The quarterly economic survey of more than 7,000 businesses, showed that the economy has made progress, and that exports were performing particularly well, with deliveries and orders near the all-time peak level seen in 1994.
However, the first transport survey by manufacturers’ organisation EEF, shows that our stretched transport infrastructure could be hindering the UK industry’s efforts. The government’s target is to double exports to £1tn a year by 2020, but do UK companies feel that investment is being made in the areas which should be a priority?

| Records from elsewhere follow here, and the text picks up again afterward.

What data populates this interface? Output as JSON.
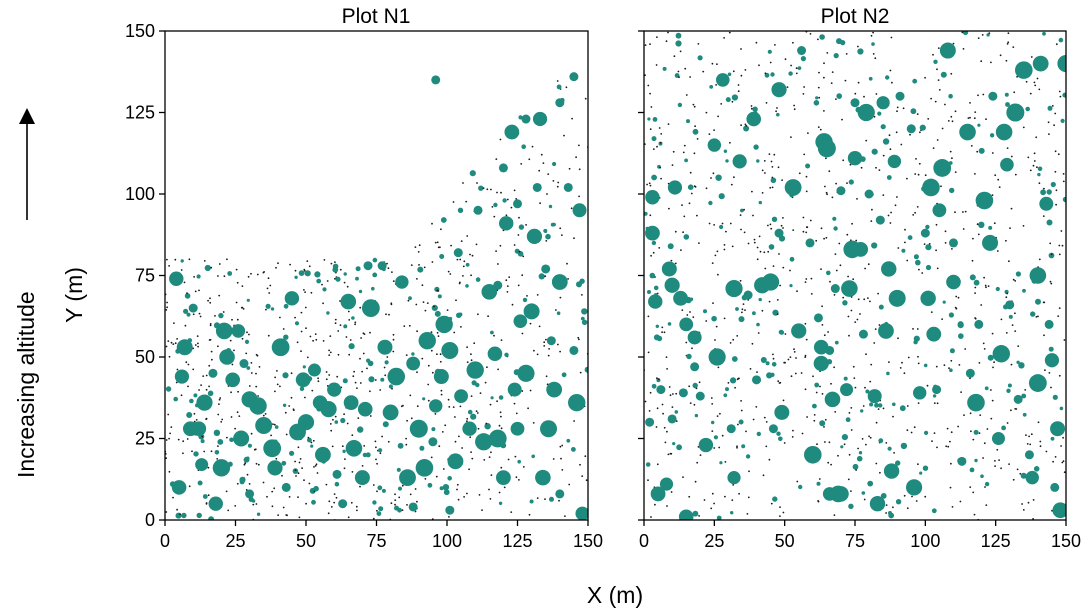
{
  "chart_data": {
    "type": "scatter",
    "panels": [
      {
        "title": "Plot N1",
        "xlim": [
          0,
          150
        ],
        "ylim": [
          0,
          150
        ],
        "xticks": [
          0,
          25,
          50,
          75,
          100,
          125,
          150
        ],
        "yticks": [
          0,
          25,
          50,
          75,
          100,
          125,
          150
        ],
        "large_trees": [
          [
            4,
            74
          ],
          [
            6,
            44
          ],
          [
            7,
            53
          ],
          [
            5,
            10
          ],
          [
            9,
            28
          ],
          [
            14,
            36
          ],
          [
            13,
            17
          ],
          [
            12,
            28
          ],
          [
            20,
            16
          ],
          [
            18,
            5
          ],
          [
            21,
            58
          ],
          [
            22,
            50
          ],
          [
            24,
            43
          ],
          [
            26,
            58
          ],
          [
            27,
            25
          ],
          [
            30,
            37
          ],
          [
            33,
            35
          ],
          [
            35,
            29
          ],
          [
            38,
            22
          ],
          [
            39,
            16
          ],
          [
            41,
            53
          ],
          [
            45,
            68
          ],
          [
            47,
            27
          ],
          [
            49,
            43
          ],
          [
            50,
            30
          ],
          [
            53,
            46
          ],
          [
            55,
            36
          ],
          [
            56,
            20
          ],
          [
            58,
            34
          ],
          [
            60,
            40
          ],
          [
            65,
            67
          ],
          [
            66,
            36
          ],
          [
            67,
            22
          ],
          [
            70,
            13
          ],
          [
            71,
            34
          ],
          [
            73,
            65
          ],
          [
            78,
            53
          ],
          [
            80,
            33
          ],
          [
            82,
            44
          ],
          [
            84,
            73
          ],
          [
            86,
            13
          ],
          [
            88,
            48
          ],
          [
            90,
            28
          ],
          [
            92,
            16
          ],
          [
            93,
            55
          ],
          [
            96,
            35
          ],
          [
            98,
            44
          ],
          [
            99,
            60
          ],
          [
            101,
            52
          ],
          [
            103,
            18
          ],
          [
            105,
            38
          ],
          [
            108,
            28
          ],
          [
            110,
            46
          ],
          [
            113,
            24
          ],
          [
            115,
            70
          ],
          [
            117,
            51
          ],
          [
            118,
            25
          ],
          [
            120,
            13
          ],
          [
            121,
            91
          ],
          [
            123,
            119
          ],
          [
            124,
            40
          ],
          [
            125,
            28
          ],
          [
            126,
            61
          ],
          [
            128,
            45
          ],
          [
            130,
            64
          ],
          [
            131,
            87
          ],
          [
            133,
            123
          ],
          [
            134,
            13
          ],
          [
            136,
            28
          ],
          [
            138,
            40
          ],
          [
            140,
            73
          ],
          [
            146,
            36
          ],
          [
            147,
            95
          ],
          [
            148,
            2
          ]
        ],
        "medium_trees": [
          [
            10,
            65
          ],
          [
            17,
            45
          ],
          [
            30,
            8
          ],
          [
            43,
            10
          ],
          [
            61,
            14
          ],
          [
            72,
            78
          ],
          [
            77,
            78
          ],
          [
            88,
            4
          ],
          [
            95,
            24
          ],
          [
            104,
            82
          ],
          [
            111,
            95
          ],
          [
            118,
            72
          ],
          [
            120,
            108
          ],
          [
            125,
            97
          ],
          [
            128,
            123
          ],
          [
            132,
            102
          ],
          [
            135,
            77
          ],
          [
            137,
            55
          ],
          [
            140,
            8
          ],
          [
            143,
            102
          ],
          [
            145,
            52
          ],
          [
            96,
            135
          ],
          [
            140,
            128
          ],
          [
            145,
            136
          ],
          [
            101,
            3
          ],
          [
            63,
            5
          ],
          [
            28,
            48
          ]
        ]
      },
      {
        "title": "Plot N2",
        "xlim": [
          0,
          150
        ],
        "ylim": [
          0,
          150
        ],
        "xticks": [
          0,
          25,
          50,
          75,
          100,
          125,
          150
        ],
        "yticks": [
          0,
          25,
          50,
          75,
          100,
          125,
          150
        ],
        "large_trees": [
          [
            3,
            99
          ],
          [
            3,
            88
          ],
          [
            4,
            67
          ],
          [
            5,
            8
          ],
          [
            8,
            11
          ],
          [
            9,
            77
          ],
          [
            10,
            72
          ],
          [
            11,
            102
          ],
          [
            13,
            68
          ],
          [
            15,
            1
          ],
          [
            15,
            60
          ],
          [
            18,
            56
          ],
          [
            22,
            23
          ],
          [
            25,
            115
          ],
          [
            26,
            50
          ],
          [
            28,
            135
          ],
          [
            32,
            13
          ],
          [
            32,
            71
          ],
          [
            34,
            110
          ],
          [
            39,
            123
          ],
          [
            42,
            72
          ],
          [
            45,
            73
          ],
          [
            48,
            132
          ],
          [
            49,
            33
          ],
          [
            53,
            102
          ],
          [
            55,
            58
          ],
          [
            60,
            20
          ],
          [
            63,
            53
          ],
          [
            63,
            48
          ],
          [
            64,
            116
          ],
          [
            66,
            8
          ],
          [
            67,
            37
          ],
          [
            69,
            8
          ],
          [
            72,
            40
          ],
          [
            73,
            71
          ],
          [
            74,
            83
          ],
          [
            75,
            111
          ],
          [
            77,
            83
          ],
          [
            79,
            125
          ],
          [
            82,
            38
          ],
          [
            83,
            5
          ],
          [
            85,
            128
          ],
          [
            86,
            58
          ],
          [
            87,
            77
          ],
          [
            88,
            15
          ],
          [
            89,
            110
          ],
          [
            90,
            68
          ],
          [
            96,
            10
          ],
          [
            98,
            39
          ],
          [
            102,
            102
          ],
          [
            103,
            57
          ],
          [
            105,
            95
          ],
          [
            106,
            108
          ],
          [
            108,
            144
          ],
          [
            110,
            73
          ],
          [
            115,
            119
          ],
          [
            118,
            36
          ],
          [
            121,
            98
          ],
          [
            123,
            85
          ],
          [
            126,
            25
          ],
          [
            127,
            51
          ],
          [
            128,
            119
          ],
          [
            129,
            109
          ],
          [
            132,
            125
          ],
          [
            135,
            138
          ],
          [
            138,
            13
          ],
          [
            140,
            42
          ],
          [
            140,
            75
          ],
          [
            141,
            140
          ],
          [
            143,
            97
          ],
          [
            145,
            49
          ],
          [
            147,
            28
          ],
          [
            148,
            3
          ],
          [
            150,
            140
          ],
          [
            65,
            114
          ],
          [
            70,
            8
          ],
          [
            101,
            68
          ]
        ],
        "medium_trees": [
          [
            2,
            30
          ],
          [
            6,
            40
          ],
          [
            10,
            31
          ],
          [
            14,
            39
          ],
          [
            18,
            47
          ],
          [
            20,
            38
          ],
          [
            31,
            28
          ],
          [
            37,
            69
          ],
          [
            40,
            43
          ],
          [
            46,
            28
          ],
          [
            48,
            88
          ],
          [
            56,
            144
          ],
          [
            59,
            85
          ],
          [
            62,
            62
          ],
          [
            66,
            52
          ],
          [
            68,
            71
          ],
          [
            78,
            57
          ],
          [
            80,
            100
          ],
          [
            84,
            92
          ],
          [
            91,
            130
          ],
          [
            95,
            120
          ],
          [
            100,
            88
          ],
          [
            104,
            40
          ],
          [
            110,
            85
          ],
          [
            113,
            18
          ],
          [
            116,
            45
          ],
          [
            119,
            60
          ],
          [
            124,
            130
          ],
          [
            130,
            66
          ],
          [
            133,
            37
          ],
          [
            137,
            20
          ],
          [
            144,
            60
          ],
          [
            146,
            10
          ],
          [
            75,
            128
          ],
          [
            70,
            101
          ]
        ]
      }
    ],
    "xlabel": "X (m)",
    "ylabel": "Y (m)",
    "side_label": "Increasing altitude",
    "colors": {
      "trees": "#1f8a7e",
      "saplings": "#1a1a1a"
    },
    "grid": false
  }
}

We spoke with Bart O’Sullivan Business Development Manager at Ennis Construction. He explained: “Over the past few months we have heard plenty about the government’s plans for High Speed rail links, however there is a feeling amongst businesses that our road network is being neglected. We all drive over pot holes on a daily basis, but unless you’re in the transport and manufacturing industry, you don’t realise the operational cost implications these have.”
The survey found that four out of five businesses rely on the road network and it is critical to their business and fifty per cent said that the state of the roads significantly increases their operating costs.
Bart continued; “According to the EEF’s survey, the rail network was seen as a priority for just 6% of companies, yet rail investment currently attracts 30% more funding than roads. UK businesses will be looking at the forthcoming transport strategy to address this and hopefully provide some rebalance.”